CLEARWATER, Fla. – Boat retail giant MarineMax, Inc. (NYSE: HZO) saw revenues drop and net losses build during its third quarter ended June 30, the company reported in a recent statement.
But that wasn’t a surprise to stock analysts at RBC Capital Markets. Earnings were in line with estimates, and while sales dropped more steeply than anticipated, a gross margin of 22.8 percent was a pleasant surprise, beating forecasts, the company pointed out.
MarineMax management said it has plans to consolidate seven stores, which should drive up revenue at surrounding stores, helping to increase same-store sales comparisons during the 2009 fiscal year, estimated RBC.
While the analysts suggested the 5-percent increase in inventory is a concern, MarineMax’s plan to order about 40 percent less for the 2009 model year should help, they added.
Same-store sales down 27 percent
Revenue was $271.3 million for the quarter ended June 30, compared with $379.8 million for the comparable quarter last year, MarineMax reported. Same-store sales declined approximately 27 percent, compared with a 9-percent decrease in the comparable quarter last year. Revenue from stores recently opened or closed that were not eligible for inclusion in the same-store sales base declined by $10.3 million.
The net loss for the third quarter of fiscal 2008 was $113.3 million. As prescribed by SFAS No. 142, Goodwill and Other Intangible Assets, the company said it concluded its goodwill and indefinite lived intangibles were impaired. Accordingly, the company recognized a non-cash charge of $122.1 million, net of tax, including a valuation allowance related to deferred tax assets, it said.
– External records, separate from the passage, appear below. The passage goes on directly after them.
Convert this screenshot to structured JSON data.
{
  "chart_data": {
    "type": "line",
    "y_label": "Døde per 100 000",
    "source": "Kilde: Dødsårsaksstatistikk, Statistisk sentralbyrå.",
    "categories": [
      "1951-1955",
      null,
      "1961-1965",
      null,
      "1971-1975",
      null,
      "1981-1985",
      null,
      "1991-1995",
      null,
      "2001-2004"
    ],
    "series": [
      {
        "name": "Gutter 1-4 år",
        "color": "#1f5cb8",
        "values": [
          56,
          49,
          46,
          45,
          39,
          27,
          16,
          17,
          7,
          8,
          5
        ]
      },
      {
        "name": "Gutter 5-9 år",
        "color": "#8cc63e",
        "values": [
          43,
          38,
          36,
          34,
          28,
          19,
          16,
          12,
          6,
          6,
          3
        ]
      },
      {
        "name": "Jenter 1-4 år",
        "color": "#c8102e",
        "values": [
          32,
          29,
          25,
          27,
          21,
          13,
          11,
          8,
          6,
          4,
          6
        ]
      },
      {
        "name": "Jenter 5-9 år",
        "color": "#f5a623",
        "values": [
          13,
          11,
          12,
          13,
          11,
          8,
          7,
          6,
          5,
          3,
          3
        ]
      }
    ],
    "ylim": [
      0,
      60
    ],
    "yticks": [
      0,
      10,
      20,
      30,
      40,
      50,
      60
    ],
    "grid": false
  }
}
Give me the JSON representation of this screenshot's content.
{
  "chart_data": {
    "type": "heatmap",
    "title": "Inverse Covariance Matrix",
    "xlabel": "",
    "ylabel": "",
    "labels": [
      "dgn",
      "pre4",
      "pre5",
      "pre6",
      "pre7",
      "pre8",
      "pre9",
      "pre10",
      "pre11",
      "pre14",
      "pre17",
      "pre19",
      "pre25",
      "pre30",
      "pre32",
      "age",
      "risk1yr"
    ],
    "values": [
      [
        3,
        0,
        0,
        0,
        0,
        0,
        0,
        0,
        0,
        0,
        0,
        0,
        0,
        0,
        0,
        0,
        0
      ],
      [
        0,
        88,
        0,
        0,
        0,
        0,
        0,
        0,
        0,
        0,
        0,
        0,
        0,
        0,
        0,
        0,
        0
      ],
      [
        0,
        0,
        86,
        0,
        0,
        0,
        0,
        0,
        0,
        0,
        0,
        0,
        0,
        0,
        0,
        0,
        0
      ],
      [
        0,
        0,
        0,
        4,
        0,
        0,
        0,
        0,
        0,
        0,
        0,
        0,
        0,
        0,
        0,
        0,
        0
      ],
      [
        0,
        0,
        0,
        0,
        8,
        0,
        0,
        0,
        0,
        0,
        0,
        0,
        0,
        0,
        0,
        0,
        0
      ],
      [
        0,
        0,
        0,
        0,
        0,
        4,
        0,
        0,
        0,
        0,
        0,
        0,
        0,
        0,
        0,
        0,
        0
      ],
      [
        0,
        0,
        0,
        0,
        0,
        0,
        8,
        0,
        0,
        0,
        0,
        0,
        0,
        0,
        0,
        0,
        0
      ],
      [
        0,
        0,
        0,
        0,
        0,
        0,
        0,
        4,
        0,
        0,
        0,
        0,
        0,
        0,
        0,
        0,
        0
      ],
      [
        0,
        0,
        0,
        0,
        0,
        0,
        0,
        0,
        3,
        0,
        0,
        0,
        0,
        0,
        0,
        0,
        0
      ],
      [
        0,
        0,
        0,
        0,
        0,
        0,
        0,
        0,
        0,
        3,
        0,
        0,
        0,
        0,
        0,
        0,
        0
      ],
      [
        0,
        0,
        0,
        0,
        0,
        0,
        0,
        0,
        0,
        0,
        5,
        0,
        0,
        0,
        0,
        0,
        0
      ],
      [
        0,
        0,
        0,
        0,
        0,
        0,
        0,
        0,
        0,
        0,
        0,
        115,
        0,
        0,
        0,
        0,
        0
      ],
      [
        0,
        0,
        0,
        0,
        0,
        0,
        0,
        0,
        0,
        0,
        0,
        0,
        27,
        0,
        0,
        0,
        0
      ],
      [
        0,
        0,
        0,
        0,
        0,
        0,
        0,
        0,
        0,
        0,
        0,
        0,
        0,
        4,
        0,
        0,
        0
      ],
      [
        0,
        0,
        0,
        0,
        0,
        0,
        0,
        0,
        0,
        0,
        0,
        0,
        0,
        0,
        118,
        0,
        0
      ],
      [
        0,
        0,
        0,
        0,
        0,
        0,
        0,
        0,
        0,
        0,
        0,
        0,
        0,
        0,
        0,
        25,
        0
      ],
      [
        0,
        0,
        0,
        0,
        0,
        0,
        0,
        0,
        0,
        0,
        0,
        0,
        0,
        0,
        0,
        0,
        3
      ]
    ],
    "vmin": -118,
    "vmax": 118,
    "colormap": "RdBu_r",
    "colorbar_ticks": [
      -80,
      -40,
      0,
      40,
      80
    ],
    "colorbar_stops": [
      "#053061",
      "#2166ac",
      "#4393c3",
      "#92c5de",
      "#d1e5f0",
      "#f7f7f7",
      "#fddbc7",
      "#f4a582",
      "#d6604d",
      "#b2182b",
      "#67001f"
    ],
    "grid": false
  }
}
This non-cash charge was a result of the fiscal third quarter decline in the company's market valuation and a continuation of difficult marine industry conditions.
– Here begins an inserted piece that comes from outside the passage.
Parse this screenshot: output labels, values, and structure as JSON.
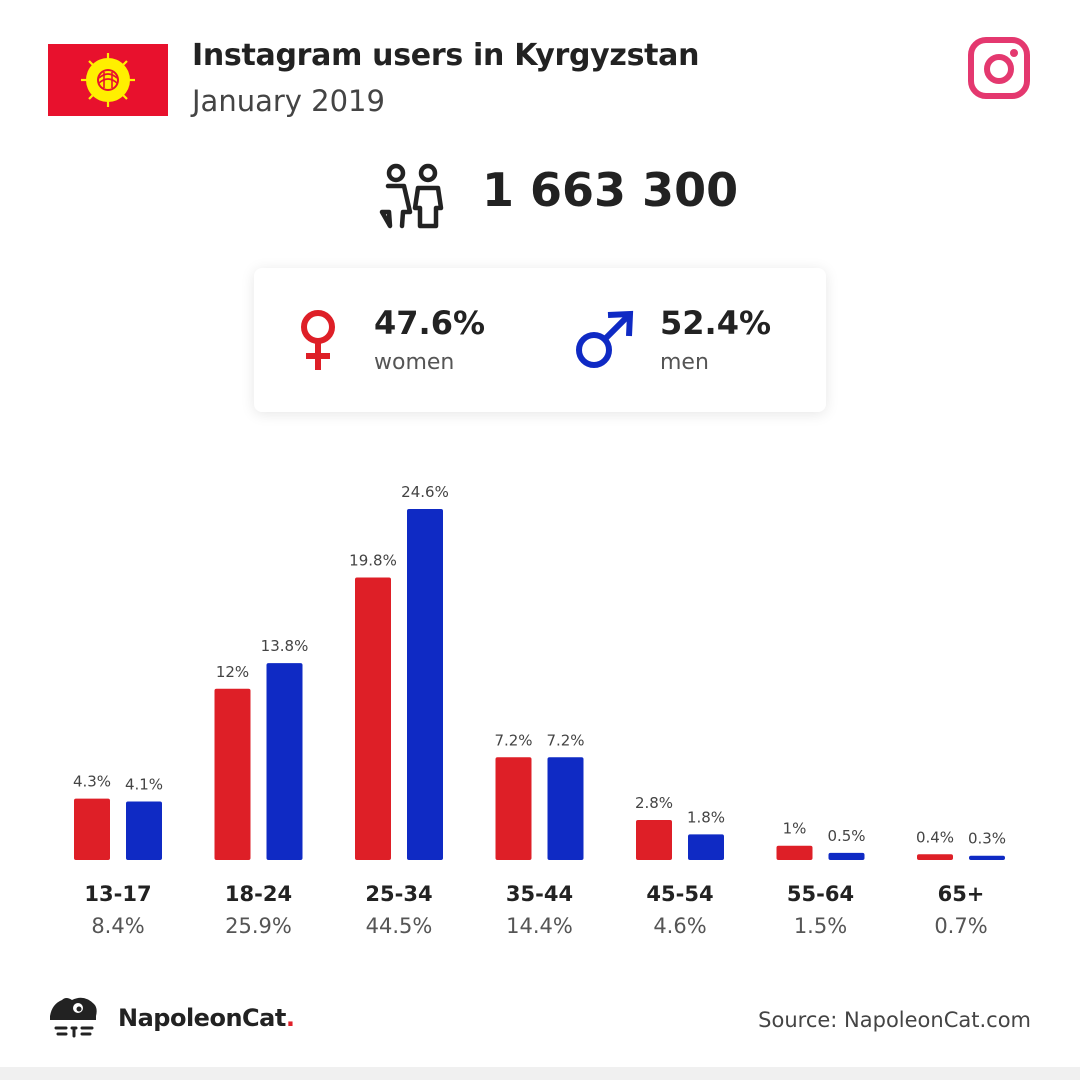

MarineMax also noted that it made changes to its team member benefit plans, which resulted in a $1.5 million reduction to its selling, general and administrative expenses for the quarter.
Revenue declined 23 percent to $719.8 million for the nine-month period ended June 30 from $940.6 million for the comparable period in fiscal 2007, according to the company. Same-store sales declined 23 percent compared with a less than 1-percent decline in the year ago period. Revenue from stores recently opened or closed that were not eligible for inclusion in the same-store sales base decreased $12.1 million.
Net loss for the nine months ended June 30 was $123.2 million, compared with net income of $13.4 million for the comparable period last year, MarineMax stated.
For the three and nine months ended June 30, the company said its same-store sales were adversely affected by the widely reported economic softness. MarineMax’s concentration in Florida and other markets that have been particularly impacted by the weak housing market has further hindered the company's performance, it stated.
"The marine industry, similar to many industries in the United States, is experiencing difficult conditions that continue to dramatically impact business,” said William H. McGill, Jr., chairman, president and CEO. “I am proud of our team's extra efforts during the quarter; however, the soft economic environment led to disappointing results. We are continuing to take steps to further strengthen our balance sheet and reduce our operating costs including store consolidations. Our inventory levels fell seasonally from the end of the March quarter but came in slightly ahead of the third quarter last year due to the greater than expected sales decline. Accordingly, we are further reducing our expected purchases from manufacturers for the 2009 model year."
McGill pointed out that the company has built what he called “a formidable balance sheet” featuring over $257 million in tangible net worth, which will help the company adapt to market conditions and continue its efforts to grow.
“We are confident that our unique customer-focused operating model and current cost-reduction initiatives will enable us to emerge as a leaner organization with even stronger growth prospects when the market turns,” McGill said. “Furthermore, we are experiencing greater customer involvement and participation in our Getaway events validating that our customers are using their boats as much as ever as they enjoy the lifestyle of boating. Our business is cyclical but our customer's passion for boating is not."